Le style et le thème du vinyle, éloignant de la fiction pour mieux y revenir après quelques paragraphes, renvoient à la figure du cercle, en rapport, peut-être, à la carrière scientifique de Pierre Montbrand, mathématicien de formation et rédacteur en chef d’un magazine scientifique. C’est le second roman de cet auteur qui a aussi publié un recueil de nouvelles ainsi que des nouvelles en revues et ouvrages collectifs.

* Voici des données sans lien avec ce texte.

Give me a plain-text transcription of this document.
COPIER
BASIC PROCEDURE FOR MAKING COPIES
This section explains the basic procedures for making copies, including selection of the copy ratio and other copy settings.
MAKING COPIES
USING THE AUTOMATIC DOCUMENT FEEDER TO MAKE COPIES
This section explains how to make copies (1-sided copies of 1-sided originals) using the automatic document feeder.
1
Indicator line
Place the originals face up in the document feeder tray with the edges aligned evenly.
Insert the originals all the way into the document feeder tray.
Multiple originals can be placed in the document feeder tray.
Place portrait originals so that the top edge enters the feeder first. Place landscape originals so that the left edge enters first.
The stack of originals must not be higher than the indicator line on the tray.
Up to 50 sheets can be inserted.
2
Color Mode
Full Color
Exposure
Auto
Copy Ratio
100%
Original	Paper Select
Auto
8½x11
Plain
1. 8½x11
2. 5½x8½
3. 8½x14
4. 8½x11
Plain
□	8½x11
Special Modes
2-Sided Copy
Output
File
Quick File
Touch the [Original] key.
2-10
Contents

Voici un livre surprenant, attachant, osé, réussi. Un livre qui m’a enchanté par sa couleur nostalgique et son style tout à fait musical, en accord avec les explications du propriétaire du Discophile. Retour heureux sur une époque de petites boutiques, de récits policiers à l’ancienne, de femmes fatales magnétiques, de montages crapuleux obscurs – sans flot d’hémoglobine – avec Renault 16 et fumée de cigarette s’échappant par la vitre du conducteur et, bien sûr, avec une jaguar fonçant un jour de pluie, l’Art au dessus de tout ça… Équilibre subtil entre la fiction et l’essai bien illustré autour de l’histoire du microsillon. L’action nous entraîne dans les quartiers et alentours de Lyon, dans le Jura, en Suisse et en Italie… Ce court et dense roman, découvert en avant première grâce à la sympathique proposition d’envoi de l’auteur, est à déguster sans modération. J’avais accepté rapidement, fasciné par la magnifique composition de la photo de couverture, reflet d’un contenu qui vaut d’être parcouru avec gourmandise. Ce livre là, pas sûr que je le prête de sitôt ! Si vous en faites l’acquisition, ce que je conseille, il pourrait bien être en bonne place dans votre bibliothèque…

Autres citations :

« Pas de clients ce matin ; par la vitrine je vois des gens pressés, en retard peut-être, qui se hâtent vers un rendez-vous, ou simplement vers leur travail. Je me prépare un café dans l’arrière-boutique, puis retourne à mon bureau. J’ouvre le coffret, prends un disque au hasard, la face 7, et allume l’ampli Supertone. Derrière les aigus de Rita, il me semble entendre la voix plus grave d’Irène ; le pianiste, Ernst Glutengaum, s’efface au profit de mon amie. Une gorgée de café, trop fort ; je m’imagine qu’elle ne va pas tarder à me rejoindre. Maintenant, une jeune femme brune joue sur le Gaveau, et je me tiens debout, juste derrière elle. » page 23


« Rita Streich chante Nähe des Geliebten » de Franz Schubert, 1960 (A défaut de trouver la version de 1959 du roman).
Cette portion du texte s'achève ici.